If you frantically memorize the calorie counts of every food and attempt to cancel cravings for cookies with carrots, you may be making yourself, well, stupid, say Harvard researchers in a new study reported September 26 in the Medical Daily.
The Harvard University researchers analyzed the impact of cravings and psychological stress caused by limiting food intake on cognitive skills. They hope that the results can help weight loss experts as well as offer guidance to those seeking solutions for global poverty and famine.
One of the leaders of the study, economist Sendhil Mullainathan of Harvard University, crafted what the researchers call the “bandwidth” theory.
“Imagine that you are attending a late-afternoon meeting,” wrote Mullainathan. “Someone brings in a plate of cookies and places them on the other side of the conference table. Ten minutes later you realize you’ve processed only half of what has been said.”
Why that happens: Researchers say that because resisting the tempting platter of treats requires intelligence, dieters' mentalities go on overload. Unable to both concentrate on the meeting while drawn to the cookies and at the same time trying to discipline themselves to resist, dieters experience a psychological crisis akin to an emotional traffic jam.
In other words, going on a diet makes it difficult to cope with life both personally and professionally. But the researchers offered up a solution to the bandwith overload problem: Come up with a weight loss plan that requires minimal thinking.

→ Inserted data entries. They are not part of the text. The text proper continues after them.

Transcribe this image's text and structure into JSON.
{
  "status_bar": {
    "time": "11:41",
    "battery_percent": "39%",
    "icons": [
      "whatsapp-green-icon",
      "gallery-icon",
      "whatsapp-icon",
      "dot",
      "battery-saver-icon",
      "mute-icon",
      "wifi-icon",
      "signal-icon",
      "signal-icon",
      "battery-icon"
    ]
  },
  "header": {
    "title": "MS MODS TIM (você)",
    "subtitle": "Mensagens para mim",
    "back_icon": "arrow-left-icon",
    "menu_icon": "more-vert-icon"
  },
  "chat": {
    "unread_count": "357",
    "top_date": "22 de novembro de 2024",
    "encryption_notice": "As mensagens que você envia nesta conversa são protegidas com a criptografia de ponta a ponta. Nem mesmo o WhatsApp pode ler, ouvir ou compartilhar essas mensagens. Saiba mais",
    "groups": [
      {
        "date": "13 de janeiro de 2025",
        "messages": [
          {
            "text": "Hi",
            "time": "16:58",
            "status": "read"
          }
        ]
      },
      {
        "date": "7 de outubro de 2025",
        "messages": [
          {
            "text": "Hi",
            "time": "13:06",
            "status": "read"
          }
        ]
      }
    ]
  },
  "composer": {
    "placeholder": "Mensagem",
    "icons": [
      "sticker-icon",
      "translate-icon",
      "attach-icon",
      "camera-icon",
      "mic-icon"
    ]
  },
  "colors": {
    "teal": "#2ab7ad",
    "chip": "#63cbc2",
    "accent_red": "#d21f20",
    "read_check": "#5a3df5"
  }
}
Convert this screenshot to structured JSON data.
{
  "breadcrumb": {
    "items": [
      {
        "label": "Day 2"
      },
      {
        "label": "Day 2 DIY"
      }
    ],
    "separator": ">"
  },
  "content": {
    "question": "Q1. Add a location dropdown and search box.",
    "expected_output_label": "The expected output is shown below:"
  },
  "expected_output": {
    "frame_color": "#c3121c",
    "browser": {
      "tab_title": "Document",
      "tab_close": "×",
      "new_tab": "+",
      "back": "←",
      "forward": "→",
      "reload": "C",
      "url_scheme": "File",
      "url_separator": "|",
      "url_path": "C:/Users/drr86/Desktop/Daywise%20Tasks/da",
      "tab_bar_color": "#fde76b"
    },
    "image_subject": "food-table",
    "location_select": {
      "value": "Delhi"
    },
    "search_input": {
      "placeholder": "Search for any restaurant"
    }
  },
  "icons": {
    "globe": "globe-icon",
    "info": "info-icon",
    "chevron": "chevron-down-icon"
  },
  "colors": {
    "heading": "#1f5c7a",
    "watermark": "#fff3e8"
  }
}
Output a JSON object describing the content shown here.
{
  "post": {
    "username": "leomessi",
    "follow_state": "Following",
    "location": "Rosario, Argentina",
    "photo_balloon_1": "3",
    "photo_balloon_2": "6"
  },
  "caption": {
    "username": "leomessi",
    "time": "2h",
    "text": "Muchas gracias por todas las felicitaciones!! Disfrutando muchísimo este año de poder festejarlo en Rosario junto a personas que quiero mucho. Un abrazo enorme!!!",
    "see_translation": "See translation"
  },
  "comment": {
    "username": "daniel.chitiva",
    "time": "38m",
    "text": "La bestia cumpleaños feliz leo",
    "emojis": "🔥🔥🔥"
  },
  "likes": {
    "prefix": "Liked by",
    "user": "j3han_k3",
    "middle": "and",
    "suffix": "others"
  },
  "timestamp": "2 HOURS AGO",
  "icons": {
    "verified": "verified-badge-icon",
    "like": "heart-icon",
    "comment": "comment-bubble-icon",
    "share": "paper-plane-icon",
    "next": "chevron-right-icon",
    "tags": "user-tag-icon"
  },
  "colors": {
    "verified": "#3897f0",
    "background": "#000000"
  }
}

Going on an intense calorie-counting diet requires too much of a commitment to constant thinking about food and stress, say the researchers. They point to the popular Atkins diet as a method that bans certain food groups initially for fast weight loss. Another example: Paleo dieting. (Memo to Kim Kardashian, who has cut all carbs in an attempt to lose weight: You may be on the right weight loss track at last.)